Published online 2020 Jan 25

Abstract

A systematic analysis of the inhibition transporter data available in New Drug Applications of drugs approved by the US Food and Drug Administration (FDA) in 2018 (N = 42) was performed. In vitro‐to‐in vivo predictions using basic models were available for the nine transporters currently recommended for evaluation. Overall, 29 parents and 16 metabolites showed in vitro inhibition of at least one transporter, with the largest number of drugs found to be inhibitors of P‐gp followed by BCRP. The most represented therapeutic areas were oncology drugs and anti‐infective agents, each comprising 31%. Among drugs with prediction values greater than the FDA recommended cutoffs and further evaluated in vivo, 56% showed positive clinical interactions (area under the concentration‐time curve ratio (AUCRs) ≥ 1.25). Although all the observed or simulated inhibitions were weak (AUCRs < 2), seven of the nine interactions (involving five drugs) resulted in labeling recommendations.

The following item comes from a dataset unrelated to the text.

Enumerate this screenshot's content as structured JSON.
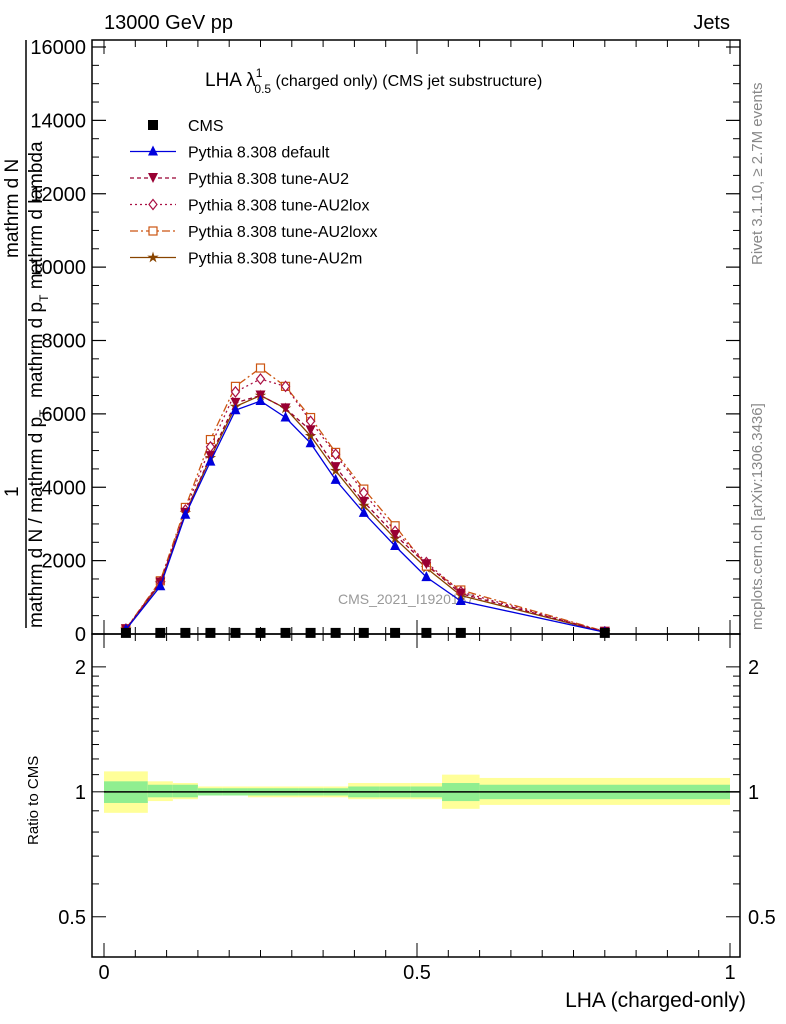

Interestingly, more than half of the drugs with predictions greater than the cutoffs had no further evaluations, highlighting that current basic models represent a useful, simple first step to evaluate the clinical relevance of in vitro findings, but that multiple other factors are considered when deciding the need for clinical studies. Four drugs had prediction values less than the cutoffs but had clinical evaluations or physiologically‐based pharmacokinetic simulations available. Consistent with the predictions, all of them were confirmed not to inhibit these transporters in vivo (AUCRs of 0.94–1.09). Overall, based on the clinical evaluations available, drugs approved in 2018 were found to have a relatively limited impact on drug transporters, with all victim AUCRs < 2.